Some dark embers compounded of Calvinism and mysticism smouldered in my uncle’s soul, and made it a day of terror. His sermon in the morning scorched us with a foretaste of the eternal fires reserved for unrepentant sinners, and he was hardly less terrifying at the children’s service in the afternoon. Well do I remember his exposition of the doctrine of guardian angels. A child, he said, might think himself secure in such angelic care, but let him beware of committing any of those numerous offences which would cause his guardian to turn his face from him, for as sure as there were angels to protect us, there were also evil and awful presences which were ready to pounce; and on them he dwelt with peculiar gusto. Well, too, do I remember in the morning sermon his commentary on the carved panels of the altar-rails to which I have already alluded.
There was the angel of the Annunciation there, and the angel of the Resurrection, but not less was there the witch of Endor, and, on the fourth panel, a scene that concerned me most of all.

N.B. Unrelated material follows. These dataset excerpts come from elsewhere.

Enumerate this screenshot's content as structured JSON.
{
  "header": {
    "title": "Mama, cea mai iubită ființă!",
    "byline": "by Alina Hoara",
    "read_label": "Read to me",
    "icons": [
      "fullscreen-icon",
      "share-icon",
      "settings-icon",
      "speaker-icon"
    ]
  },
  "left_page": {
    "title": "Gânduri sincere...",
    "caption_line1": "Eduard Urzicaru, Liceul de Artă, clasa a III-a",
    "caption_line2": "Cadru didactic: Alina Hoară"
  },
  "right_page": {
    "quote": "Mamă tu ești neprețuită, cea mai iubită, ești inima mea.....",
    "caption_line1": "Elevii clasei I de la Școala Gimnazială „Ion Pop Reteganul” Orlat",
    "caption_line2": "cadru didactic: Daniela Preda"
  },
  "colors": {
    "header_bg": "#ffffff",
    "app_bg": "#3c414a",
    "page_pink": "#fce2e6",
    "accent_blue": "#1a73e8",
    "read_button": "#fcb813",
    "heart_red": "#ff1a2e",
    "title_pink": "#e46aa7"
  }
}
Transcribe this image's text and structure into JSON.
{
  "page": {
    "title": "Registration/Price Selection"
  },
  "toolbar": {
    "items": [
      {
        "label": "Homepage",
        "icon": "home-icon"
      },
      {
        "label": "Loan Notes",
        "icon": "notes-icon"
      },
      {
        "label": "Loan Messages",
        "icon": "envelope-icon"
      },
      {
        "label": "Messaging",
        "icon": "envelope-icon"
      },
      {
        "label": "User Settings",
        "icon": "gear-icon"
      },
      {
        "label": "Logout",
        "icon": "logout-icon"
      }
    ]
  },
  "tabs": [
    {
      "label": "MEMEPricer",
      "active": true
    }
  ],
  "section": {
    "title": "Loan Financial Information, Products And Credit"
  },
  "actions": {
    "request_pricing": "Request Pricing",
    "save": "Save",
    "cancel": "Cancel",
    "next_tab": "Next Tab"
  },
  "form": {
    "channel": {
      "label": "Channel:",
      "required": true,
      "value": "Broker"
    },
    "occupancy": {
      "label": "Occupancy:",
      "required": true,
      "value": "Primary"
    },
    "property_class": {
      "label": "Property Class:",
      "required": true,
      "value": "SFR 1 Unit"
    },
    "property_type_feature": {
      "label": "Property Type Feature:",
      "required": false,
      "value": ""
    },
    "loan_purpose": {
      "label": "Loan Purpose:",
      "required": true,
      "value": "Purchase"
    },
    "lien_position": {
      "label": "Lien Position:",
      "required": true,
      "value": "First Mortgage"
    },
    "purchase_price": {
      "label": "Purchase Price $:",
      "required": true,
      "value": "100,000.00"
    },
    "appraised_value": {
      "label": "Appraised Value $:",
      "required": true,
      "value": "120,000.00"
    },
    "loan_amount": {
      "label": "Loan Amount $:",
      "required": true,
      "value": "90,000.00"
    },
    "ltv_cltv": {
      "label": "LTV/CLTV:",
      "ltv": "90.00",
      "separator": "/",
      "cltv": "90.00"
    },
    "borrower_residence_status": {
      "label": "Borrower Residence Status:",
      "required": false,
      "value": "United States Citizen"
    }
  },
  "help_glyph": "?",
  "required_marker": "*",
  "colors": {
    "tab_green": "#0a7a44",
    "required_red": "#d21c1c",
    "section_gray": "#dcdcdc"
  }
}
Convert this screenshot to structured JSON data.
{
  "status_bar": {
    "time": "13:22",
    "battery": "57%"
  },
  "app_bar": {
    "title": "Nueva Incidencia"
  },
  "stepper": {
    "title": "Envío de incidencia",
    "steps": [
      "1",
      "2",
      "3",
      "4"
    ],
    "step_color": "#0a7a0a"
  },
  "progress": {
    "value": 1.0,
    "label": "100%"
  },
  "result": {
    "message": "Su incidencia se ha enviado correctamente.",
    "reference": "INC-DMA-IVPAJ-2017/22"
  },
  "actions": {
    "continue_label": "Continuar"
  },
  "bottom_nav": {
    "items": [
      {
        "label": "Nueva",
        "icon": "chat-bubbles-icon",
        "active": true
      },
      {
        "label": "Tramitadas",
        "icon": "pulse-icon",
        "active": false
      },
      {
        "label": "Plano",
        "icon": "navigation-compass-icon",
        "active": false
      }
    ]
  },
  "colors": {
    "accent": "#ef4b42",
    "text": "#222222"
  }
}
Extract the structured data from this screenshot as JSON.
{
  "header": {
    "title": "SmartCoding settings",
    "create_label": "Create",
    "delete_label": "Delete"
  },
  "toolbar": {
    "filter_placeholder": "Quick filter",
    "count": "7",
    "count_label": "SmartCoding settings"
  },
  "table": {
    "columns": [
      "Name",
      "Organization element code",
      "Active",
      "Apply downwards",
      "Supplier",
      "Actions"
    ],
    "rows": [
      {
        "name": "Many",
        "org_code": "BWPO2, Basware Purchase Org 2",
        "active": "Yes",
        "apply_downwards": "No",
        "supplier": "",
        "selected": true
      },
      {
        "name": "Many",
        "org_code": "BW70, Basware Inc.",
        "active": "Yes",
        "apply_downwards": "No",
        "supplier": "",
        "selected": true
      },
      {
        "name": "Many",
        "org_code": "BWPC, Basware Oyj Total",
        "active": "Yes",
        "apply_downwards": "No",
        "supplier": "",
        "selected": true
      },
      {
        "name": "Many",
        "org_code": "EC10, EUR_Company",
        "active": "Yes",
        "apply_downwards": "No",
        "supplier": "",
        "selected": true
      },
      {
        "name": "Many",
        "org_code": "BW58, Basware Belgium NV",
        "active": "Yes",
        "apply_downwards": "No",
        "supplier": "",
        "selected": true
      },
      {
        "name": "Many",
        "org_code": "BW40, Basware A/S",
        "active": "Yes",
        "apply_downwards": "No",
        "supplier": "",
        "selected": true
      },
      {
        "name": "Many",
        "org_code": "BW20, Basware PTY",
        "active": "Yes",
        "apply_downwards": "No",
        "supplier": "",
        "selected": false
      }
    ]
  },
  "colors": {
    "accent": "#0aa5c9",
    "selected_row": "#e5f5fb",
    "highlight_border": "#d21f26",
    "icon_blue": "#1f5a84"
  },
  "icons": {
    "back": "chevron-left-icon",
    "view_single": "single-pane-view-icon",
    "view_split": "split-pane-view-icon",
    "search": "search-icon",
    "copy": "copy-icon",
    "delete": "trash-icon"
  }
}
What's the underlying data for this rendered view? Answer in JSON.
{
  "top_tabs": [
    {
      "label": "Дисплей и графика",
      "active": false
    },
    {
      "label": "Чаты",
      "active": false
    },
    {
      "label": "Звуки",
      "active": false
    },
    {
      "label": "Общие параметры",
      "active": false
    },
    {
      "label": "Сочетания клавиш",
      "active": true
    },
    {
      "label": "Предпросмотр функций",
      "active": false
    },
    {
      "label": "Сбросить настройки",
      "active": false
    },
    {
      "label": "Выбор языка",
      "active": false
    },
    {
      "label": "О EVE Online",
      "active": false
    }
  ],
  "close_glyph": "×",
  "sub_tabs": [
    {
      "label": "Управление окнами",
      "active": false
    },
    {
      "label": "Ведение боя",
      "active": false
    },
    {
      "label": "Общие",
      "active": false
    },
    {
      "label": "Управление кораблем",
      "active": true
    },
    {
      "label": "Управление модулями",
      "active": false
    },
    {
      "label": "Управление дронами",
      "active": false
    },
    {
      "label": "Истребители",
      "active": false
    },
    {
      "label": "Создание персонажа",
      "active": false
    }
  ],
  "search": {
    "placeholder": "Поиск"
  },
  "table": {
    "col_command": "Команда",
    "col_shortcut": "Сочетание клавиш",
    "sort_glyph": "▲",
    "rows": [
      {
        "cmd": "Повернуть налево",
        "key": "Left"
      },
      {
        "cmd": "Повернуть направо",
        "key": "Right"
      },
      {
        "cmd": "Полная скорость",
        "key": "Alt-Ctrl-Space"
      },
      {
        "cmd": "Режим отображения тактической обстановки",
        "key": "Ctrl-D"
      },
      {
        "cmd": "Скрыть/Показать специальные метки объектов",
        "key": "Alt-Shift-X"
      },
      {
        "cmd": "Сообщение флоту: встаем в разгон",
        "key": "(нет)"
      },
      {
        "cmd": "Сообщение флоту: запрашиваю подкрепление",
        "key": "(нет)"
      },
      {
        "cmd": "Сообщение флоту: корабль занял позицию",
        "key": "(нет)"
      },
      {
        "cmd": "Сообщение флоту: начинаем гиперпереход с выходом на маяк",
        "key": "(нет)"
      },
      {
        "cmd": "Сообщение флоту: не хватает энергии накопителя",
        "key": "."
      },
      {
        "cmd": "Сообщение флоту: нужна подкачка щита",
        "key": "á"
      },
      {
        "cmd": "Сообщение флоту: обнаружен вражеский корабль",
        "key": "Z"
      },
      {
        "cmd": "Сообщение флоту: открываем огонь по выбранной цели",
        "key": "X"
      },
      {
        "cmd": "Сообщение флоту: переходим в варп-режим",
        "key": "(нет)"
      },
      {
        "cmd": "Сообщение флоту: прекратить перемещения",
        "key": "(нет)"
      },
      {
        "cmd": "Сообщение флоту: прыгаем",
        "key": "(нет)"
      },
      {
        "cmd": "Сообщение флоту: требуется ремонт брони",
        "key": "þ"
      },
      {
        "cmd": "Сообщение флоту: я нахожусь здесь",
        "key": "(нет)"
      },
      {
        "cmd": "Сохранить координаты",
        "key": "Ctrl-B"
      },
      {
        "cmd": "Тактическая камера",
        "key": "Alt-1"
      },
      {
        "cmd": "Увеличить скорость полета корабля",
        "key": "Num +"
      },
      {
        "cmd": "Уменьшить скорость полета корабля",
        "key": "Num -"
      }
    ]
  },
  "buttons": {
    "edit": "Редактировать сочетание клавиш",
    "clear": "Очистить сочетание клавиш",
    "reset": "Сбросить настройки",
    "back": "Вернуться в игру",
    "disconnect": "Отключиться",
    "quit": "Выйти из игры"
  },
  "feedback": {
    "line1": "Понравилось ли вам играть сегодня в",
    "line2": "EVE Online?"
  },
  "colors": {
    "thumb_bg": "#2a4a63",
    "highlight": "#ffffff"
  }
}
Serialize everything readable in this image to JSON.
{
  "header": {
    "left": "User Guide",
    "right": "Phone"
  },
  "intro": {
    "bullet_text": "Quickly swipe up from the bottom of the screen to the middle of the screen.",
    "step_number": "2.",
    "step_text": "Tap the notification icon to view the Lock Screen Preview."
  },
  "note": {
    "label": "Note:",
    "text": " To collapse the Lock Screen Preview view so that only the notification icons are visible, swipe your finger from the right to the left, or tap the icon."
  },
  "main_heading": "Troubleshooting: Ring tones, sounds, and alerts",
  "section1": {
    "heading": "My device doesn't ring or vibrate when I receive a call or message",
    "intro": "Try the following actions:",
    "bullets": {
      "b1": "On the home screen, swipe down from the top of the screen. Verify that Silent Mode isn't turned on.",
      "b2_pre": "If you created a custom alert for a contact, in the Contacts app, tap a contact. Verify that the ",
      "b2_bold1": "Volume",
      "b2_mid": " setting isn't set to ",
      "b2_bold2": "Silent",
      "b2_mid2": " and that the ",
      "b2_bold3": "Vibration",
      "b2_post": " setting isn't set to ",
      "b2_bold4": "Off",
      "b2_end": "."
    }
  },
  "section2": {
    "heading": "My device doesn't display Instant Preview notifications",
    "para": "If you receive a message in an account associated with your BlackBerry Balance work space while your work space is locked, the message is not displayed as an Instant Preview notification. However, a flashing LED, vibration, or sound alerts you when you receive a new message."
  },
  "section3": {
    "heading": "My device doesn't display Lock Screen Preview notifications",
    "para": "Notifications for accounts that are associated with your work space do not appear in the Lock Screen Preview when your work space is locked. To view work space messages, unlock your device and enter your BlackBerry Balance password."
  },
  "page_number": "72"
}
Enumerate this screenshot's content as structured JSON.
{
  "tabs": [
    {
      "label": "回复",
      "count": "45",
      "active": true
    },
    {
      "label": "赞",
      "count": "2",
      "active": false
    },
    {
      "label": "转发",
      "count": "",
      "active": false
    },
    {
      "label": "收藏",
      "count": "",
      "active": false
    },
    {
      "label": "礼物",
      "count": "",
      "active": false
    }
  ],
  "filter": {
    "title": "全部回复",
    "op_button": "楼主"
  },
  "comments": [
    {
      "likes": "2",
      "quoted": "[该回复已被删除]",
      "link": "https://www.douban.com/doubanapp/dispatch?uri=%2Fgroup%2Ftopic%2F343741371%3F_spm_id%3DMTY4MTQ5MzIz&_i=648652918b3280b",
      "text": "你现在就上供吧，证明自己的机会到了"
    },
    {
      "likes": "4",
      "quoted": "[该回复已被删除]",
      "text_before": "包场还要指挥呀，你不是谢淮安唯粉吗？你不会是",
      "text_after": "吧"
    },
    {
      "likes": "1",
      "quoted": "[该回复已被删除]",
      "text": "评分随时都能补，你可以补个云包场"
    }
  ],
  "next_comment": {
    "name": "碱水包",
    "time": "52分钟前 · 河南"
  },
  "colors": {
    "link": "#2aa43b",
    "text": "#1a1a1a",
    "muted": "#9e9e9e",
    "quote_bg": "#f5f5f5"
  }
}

This fourth panel (he came down from his pulpit to trace its time-worn features) represented the lych-gate of the church-yard at Polearn itself, and indeed the resemblance when thus pointed out was remarkable. In the entry stood the figure of a robed priest holding up a Cross, with which he faced a terrible creature like a gigantic slug, that reared itself up in front of him. That, so ran my uncle’s interpretation, was some evil agency, such as he had spoken about to us children, of almost infinite malignity and power, which could alone be combated by firm faith and a pure heart. Below ran
the legend “Negotium perambulans in tenebris” from the ninety-first Psalm. We should find it translated there, “the pestilence that walketh in darkness,” which but feebly rendered the Latin. It was more deadly to the soul than any pestilence that can only kill the body: it was the Thing, the Creature, the Business that trafficked in the outer Darkness, a minister of God’s wrath on the unrighteous...I could see, as he spoke, the looks which the congregation exchanged with each other, and knew that his words were evoking a surmise, a remembrance. Nods and whispers passed between them, they understood to what he alluded, and with the inquisitiveness of boyhood I could not rest till I had wormed the story out of my friends among the fisher-boys, as, next morning, we sat basking and naked in the sun after our bathe. One knew one bit of it, one another, but it pieced together into a truly alarming legend. In bald outline it was as follows:
A church far more ancient than that in which my uncle terrified us every Sunday had once stood not three hundred yards away, on the shelf of level ground below the quarry from which its stones were hewn. The owner of the land had pulled this down, and erected for himself a house on the same site out of these materials, keeping, in a very ecstasy of wickedness, the altar, and on this he dined and played dice afterwards. But as he grew old some black melancholy seized him, and he would have lights burning there all night, for he had deadly fear of the darkness. On one winter evening there sprang up such a gale as was never before known, which broke in the windows of the room where he had supped, and extinguished the lamps. Yells of terror brought in his servants, who found him lying on the floor with the blood streaming from his throat. As they entered some huge black shadow seemed to move away from him, crawled across the floor and up the wall and out of the broken window.
“There he lay a-dying,” said the last of my informants, “and him that had been a great burly man was withered to a bag o’ skin, for the critter had drained all the blood from him. His last breath was a scream, and he hollered out the same words as passon read off the screen.”